Question What should my subwoofer crossover be set to?

Flores Valdez

Commendable
Feb 27, 2019
9
0
1,510
0
Hello, I use a 2.1 system with the Denon RCD-N9. I was wondering what crossover my subwoofer should be set to, since I can't change it on the reciever. I use the Dali Zensor 1's with a 10 inch subwoofer. Thanks
 

BogdanH

Prominent
Sep 21, 2020
579
200
790
22
The way (audio equipment) manufacturers publish specifications nowaday, it's just impossible to know. What you need is power output frequency response curve, so you could at least know where to start. I mean something like "60Hz-20kHZ -3dB both channels driven at 40W".
Saying Rated output: 65W+65W (4ohms, 1kHz, THD+N 0.7%) tells absolutely nothing and is actually deceiving info, giving the impression amplifier actually has such audio power. So much about amplifier part.
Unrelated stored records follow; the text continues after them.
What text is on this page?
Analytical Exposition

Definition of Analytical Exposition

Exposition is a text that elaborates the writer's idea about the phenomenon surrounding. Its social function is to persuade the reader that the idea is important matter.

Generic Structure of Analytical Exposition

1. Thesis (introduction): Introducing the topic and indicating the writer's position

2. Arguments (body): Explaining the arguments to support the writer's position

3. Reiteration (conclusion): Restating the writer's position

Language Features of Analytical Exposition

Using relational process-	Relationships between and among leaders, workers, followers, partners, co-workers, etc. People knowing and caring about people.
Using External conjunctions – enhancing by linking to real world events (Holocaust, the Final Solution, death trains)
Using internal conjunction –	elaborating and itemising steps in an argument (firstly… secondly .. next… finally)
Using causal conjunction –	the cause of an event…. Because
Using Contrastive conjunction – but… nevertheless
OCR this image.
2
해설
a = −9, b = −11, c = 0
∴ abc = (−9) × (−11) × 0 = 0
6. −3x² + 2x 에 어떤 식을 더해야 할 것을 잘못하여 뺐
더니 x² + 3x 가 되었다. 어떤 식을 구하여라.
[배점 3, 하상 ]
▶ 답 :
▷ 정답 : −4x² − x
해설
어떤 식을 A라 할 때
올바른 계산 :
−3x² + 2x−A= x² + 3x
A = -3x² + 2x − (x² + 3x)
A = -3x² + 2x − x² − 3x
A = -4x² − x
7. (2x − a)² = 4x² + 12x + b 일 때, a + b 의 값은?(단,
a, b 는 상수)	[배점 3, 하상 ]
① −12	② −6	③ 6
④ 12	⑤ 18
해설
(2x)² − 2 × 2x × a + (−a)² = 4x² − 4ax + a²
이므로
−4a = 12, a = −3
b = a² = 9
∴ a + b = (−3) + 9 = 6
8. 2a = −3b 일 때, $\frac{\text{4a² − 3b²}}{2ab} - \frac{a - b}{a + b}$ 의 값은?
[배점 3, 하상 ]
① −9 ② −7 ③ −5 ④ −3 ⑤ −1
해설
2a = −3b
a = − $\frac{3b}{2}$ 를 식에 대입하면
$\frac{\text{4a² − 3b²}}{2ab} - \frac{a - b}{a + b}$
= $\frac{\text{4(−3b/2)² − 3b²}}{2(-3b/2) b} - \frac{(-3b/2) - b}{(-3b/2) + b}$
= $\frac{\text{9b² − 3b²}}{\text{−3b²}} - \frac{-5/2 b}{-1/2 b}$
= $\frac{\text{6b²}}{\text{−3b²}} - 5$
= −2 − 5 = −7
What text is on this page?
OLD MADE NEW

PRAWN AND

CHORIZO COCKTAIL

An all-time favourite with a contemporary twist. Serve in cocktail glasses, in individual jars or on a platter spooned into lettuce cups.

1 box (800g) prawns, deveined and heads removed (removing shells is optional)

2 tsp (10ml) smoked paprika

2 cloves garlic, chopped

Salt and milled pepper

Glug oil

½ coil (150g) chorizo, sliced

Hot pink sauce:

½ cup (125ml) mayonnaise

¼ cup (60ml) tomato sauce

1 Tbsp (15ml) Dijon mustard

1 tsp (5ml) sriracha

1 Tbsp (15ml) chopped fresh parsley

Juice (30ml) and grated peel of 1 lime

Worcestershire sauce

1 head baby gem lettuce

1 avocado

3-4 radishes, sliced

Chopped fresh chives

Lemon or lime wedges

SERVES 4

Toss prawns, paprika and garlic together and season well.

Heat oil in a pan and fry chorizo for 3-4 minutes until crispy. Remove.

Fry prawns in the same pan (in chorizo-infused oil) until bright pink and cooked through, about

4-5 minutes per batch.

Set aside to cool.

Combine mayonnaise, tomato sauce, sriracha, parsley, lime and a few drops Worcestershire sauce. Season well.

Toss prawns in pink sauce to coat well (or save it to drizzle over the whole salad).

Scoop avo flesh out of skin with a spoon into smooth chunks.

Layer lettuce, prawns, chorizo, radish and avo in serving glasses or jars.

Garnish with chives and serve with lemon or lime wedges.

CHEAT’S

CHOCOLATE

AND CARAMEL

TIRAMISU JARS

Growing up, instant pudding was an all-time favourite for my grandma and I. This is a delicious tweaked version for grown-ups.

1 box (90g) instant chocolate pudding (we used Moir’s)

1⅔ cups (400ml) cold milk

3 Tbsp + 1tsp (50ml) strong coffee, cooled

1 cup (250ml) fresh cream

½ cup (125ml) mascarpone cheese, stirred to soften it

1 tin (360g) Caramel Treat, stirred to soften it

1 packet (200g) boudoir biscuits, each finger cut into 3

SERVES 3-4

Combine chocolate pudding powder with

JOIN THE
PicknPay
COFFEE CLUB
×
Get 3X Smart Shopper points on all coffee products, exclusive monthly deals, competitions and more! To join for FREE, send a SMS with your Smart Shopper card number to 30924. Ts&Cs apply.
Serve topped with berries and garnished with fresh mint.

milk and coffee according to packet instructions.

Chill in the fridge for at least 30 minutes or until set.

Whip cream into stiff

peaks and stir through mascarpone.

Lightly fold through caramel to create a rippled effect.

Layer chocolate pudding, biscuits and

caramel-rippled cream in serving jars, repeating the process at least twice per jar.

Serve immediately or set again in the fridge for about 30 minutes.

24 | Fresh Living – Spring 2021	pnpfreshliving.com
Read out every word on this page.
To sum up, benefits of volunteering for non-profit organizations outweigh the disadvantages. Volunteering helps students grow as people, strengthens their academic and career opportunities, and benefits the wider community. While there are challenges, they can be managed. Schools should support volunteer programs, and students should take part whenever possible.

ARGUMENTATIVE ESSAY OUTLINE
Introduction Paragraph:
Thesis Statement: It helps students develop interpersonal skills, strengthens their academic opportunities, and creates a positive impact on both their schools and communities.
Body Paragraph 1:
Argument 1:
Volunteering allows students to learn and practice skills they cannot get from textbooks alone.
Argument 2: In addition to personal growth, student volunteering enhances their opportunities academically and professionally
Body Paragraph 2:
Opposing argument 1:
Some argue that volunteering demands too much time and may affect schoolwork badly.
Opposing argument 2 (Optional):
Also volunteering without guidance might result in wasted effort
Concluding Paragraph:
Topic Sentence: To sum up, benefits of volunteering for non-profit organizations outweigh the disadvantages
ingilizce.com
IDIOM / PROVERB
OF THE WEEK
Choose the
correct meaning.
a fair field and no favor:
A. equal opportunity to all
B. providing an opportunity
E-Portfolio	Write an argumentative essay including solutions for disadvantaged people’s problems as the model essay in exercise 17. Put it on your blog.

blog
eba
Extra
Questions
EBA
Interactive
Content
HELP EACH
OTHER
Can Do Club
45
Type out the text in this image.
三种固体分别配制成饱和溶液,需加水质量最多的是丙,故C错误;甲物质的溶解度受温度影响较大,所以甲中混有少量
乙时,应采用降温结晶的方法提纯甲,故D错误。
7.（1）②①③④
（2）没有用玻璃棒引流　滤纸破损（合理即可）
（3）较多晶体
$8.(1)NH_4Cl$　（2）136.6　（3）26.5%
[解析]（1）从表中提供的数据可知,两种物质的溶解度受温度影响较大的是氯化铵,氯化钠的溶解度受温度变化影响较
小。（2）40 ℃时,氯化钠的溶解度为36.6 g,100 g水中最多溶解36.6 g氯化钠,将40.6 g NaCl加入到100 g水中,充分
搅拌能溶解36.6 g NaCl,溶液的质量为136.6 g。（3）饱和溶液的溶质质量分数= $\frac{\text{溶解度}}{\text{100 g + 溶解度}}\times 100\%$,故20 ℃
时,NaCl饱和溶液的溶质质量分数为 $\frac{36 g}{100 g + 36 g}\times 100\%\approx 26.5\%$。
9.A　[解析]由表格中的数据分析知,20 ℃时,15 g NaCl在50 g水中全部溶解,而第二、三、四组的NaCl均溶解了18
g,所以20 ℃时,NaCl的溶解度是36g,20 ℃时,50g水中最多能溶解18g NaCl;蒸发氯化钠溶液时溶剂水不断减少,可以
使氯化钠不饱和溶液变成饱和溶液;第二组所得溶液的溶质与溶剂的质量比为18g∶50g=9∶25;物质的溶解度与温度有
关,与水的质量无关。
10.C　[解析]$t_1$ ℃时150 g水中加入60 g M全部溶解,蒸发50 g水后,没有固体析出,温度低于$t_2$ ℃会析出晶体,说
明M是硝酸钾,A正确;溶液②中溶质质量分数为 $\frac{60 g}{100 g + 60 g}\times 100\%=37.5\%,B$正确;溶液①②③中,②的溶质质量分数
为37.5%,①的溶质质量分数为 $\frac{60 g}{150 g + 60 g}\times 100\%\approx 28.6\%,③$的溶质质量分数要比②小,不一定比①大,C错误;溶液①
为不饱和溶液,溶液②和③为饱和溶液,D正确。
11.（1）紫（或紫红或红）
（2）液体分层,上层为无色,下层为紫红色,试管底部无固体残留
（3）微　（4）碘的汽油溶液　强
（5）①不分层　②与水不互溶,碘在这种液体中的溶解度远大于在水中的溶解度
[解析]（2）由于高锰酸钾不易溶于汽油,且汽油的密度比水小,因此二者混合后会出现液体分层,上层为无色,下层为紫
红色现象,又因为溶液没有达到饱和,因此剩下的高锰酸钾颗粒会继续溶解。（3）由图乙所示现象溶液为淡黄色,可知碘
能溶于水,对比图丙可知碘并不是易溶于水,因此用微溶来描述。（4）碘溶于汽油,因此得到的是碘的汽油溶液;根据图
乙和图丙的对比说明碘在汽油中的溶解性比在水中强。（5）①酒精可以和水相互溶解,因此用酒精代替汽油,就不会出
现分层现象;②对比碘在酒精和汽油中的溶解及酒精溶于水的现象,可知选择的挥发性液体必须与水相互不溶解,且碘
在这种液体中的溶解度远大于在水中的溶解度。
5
Ok, Dali is a bit better with specs and so setting crossover freq at about 50Hz (that's where -3dB cutoff is) seems to be a good start -assuming Dali loudspeakers and subwoofer have similar sensitivity. And even if they have, that is no guarantee.. because you don't know how amplifier behaves at 50Hz -how much power it can deliver to Dali's at this frequency.
In short: the only way to set crossover frequency is "by ear" (until you like the sound).
 
Reactions: punkncat
I agree with going by ear as well. The placement of the Dali to produce the best Stereo sound probably isn't the ideal place for bass response. You may well have to correct crossover to provide for placement of the main pair. Other aspects that matter are the furnishings and finish of the room. Carpet, drapes, couch all deaden sound where a hardwood floor area with little (soft) furniture will be bright.
 
Reactions: BogdanH

BogdanH

Prominent
Sep 21, 2020
579
200
790
22
Yes, agree.. but seriously, it's not worth the effort (read: costs) for average music lover. Reality is, even "linear" response is what we look for, most of us will adjust "sound" to our taste afterwards (depending on mood, type of music and loudness).

Most recent A/V Receivers have "calibration" tool built in and "mini" microphone included, which works quite well from my experience. Yes, is no at "pro" tool, but good enough to start with. Again, I'm having an average home use in mind.
 

kanewolf

Titan
Moderator
Yes, agree.. but seriously, it's not worth the effort (read: costs) for average music lover. Reality is, even "linear" response is what we look for, most of us will adjust "sound" to our taste afterwards (depending on mood, type of music and loudness).

Most recent A/V Receivers have "calibration" tool built in and "mini" microphone included, which works quite well from my experience. Yes, is no at "pro" tool, but good enough to start with. Again, I'm having an average home use in mind.
Sure. But trying to introduce someone to more advanced topics is never a bad thing. They may not utilize it now, but when they have a new home theater, they may go "what was that about 'room calibration' ? " ...
It also helps explain why crossover settings are important.